Findbugs Plugin have around 449 rules. Applying all those rules into my existing sonarqube quality profile and started sonar scanning which is taking lots of memory to scan the whole project and also it is throwing error after some time.

I am using Sonarqube version: 7.5 and Spotbugs jar version: 3.9.4

Set SONAR_SCANNER_OPTS=-Xmx10G for Temporary Command Prompt session but facing the issue with Java Heap Space (GC overhead limit exceed)

ERROR: Error during SonarQube Scanner execution
ERROR: Can not execute Findbugs
ERROR: Caused by: java.lang.OutOfMemoryError: GC overhead limit exceeded
ERROR: Caused by: GC overhead limit exceeded
ERROR:
ERROR: Re-run SonarQube Scanner using the -X switch to enable full debug logging.

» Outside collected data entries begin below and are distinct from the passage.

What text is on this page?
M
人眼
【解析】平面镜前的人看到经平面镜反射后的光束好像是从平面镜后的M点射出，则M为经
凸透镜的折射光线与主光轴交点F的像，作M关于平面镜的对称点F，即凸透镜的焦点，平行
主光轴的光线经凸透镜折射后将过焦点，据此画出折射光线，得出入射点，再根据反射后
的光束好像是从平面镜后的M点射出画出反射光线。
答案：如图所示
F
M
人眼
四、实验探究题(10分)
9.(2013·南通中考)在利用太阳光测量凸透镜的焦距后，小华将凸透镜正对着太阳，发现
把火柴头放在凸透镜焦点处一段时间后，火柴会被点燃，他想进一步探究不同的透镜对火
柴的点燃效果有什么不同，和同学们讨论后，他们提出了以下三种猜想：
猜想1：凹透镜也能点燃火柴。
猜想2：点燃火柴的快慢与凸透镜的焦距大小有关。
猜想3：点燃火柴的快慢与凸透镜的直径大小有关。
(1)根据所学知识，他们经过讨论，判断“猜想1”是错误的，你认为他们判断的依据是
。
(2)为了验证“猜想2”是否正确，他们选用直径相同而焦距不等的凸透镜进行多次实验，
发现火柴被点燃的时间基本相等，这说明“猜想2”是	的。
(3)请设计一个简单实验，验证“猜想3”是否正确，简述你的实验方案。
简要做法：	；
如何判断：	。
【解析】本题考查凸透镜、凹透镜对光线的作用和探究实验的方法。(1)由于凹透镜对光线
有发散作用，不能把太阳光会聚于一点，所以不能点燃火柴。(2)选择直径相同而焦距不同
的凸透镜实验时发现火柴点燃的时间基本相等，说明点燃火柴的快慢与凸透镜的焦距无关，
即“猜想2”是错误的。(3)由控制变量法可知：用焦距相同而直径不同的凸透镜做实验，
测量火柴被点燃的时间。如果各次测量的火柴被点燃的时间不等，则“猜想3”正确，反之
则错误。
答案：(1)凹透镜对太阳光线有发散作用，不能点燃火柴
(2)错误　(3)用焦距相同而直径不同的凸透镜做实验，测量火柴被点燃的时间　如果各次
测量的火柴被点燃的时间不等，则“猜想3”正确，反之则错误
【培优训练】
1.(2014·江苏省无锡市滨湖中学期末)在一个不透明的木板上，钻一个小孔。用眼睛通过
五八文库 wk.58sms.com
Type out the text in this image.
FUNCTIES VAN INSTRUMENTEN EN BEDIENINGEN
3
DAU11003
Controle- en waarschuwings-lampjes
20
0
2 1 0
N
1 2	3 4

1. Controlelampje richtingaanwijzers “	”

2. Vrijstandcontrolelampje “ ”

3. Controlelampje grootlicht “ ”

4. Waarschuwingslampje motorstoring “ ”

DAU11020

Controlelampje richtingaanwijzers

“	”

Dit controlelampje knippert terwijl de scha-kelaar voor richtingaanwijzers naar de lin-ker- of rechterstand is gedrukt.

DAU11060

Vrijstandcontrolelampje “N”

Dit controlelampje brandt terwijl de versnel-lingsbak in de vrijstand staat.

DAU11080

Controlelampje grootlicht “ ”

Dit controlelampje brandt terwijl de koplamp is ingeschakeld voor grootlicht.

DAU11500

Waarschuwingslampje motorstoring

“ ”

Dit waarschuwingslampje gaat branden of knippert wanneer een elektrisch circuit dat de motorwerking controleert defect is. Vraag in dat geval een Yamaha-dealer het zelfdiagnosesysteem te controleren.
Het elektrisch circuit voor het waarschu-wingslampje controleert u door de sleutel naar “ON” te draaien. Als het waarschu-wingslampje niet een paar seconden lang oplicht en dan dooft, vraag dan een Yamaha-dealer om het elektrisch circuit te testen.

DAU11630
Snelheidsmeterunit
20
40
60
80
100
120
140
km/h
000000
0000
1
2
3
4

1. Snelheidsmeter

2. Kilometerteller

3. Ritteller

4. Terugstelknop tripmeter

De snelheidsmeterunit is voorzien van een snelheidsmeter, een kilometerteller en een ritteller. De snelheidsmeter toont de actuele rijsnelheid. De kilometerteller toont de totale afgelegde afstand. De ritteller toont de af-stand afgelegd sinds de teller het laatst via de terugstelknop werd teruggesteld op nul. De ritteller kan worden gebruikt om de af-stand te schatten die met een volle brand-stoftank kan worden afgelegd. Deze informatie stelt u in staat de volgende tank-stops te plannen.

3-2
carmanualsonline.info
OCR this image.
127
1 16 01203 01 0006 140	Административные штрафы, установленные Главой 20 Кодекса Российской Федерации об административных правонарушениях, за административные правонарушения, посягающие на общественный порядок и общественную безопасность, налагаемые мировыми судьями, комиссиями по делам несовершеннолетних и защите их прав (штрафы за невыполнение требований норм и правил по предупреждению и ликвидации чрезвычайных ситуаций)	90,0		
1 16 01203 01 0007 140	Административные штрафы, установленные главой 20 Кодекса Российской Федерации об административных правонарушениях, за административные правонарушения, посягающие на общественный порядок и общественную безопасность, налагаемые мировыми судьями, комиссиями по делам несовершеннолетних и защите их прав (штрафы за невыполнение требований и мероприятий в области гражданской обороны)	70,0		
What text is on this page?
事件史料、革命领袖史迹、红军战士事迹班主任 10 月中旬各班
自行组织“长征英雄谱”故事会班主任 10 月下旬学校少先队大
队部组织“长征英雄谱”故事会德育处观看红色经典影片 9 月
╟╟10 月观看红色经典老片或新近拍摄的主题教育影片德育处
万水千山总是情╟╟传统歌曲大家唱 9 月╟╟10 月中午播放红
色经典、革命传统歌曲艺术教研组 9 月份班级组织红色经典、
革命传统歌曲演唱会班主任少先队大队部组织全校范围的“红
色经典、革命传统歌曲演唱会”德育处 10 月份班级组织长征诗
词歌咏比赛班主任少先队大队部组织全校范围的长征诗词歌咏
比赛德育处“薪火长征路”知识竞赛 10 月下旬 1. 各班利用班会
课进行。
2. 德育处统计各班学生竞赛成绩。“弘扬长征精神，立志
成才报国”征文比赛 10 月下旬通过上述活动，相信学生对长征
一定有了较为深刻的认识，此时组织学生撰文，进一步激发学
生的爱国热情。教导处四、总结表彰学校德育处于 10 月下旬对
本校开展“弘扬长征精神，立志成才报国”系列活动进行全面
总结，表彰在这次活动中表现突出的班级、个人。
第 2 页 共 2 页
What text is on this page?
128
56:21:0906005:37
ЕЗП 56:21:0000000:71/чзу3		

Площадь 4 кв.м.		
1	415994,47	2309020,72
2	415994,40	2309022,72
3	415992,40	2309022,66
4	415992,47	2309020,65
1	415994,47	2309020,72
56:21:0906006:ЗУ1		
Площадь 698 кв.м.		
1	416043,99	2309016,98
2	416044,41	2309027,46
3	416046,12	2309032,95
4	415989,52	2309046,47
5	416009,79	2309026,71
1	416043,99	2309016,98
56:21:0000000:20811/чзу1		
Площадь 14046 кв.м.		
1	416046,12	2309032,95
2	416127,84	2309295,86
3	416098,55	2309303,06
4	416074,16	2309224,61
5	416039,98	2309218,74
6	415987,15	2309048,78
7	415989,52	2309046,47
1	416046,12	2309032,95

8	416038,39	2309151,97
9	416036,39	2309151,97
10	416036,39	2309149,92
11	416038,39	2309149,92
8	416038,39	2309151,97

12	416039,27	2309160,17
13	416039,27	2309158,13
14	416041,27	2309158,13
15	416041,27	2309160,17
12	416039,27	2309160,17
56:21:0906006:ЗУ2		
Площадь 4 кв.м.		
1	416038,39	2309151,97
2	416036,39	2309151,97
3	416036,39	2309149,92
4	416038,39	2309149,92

I expect sonar scanner to work successfully with some selected Spotbugs(Findbugs) rule like vulnerabilities and Malicious rule but its didn't work for limited rule also.

Answer 1

This seems like a memory resource starvation issue. According to: Oracle's Troubleshooting Guide on Memory Leaks, this message is the result of the garbage collector running low on heap memory which causes this exception to be thrown. The link indicates that you can turn this exception off with the '-XX:-UseGCOverheadLimit' switch (and the process will continue to execute with a potential performance penalty).

Also, the type of garbage collection may be an issue. Try changing the garbage collector policy with '-XX:+UseConcMarkSweepGC' or '-XX:+UseParallelGC' and running it again.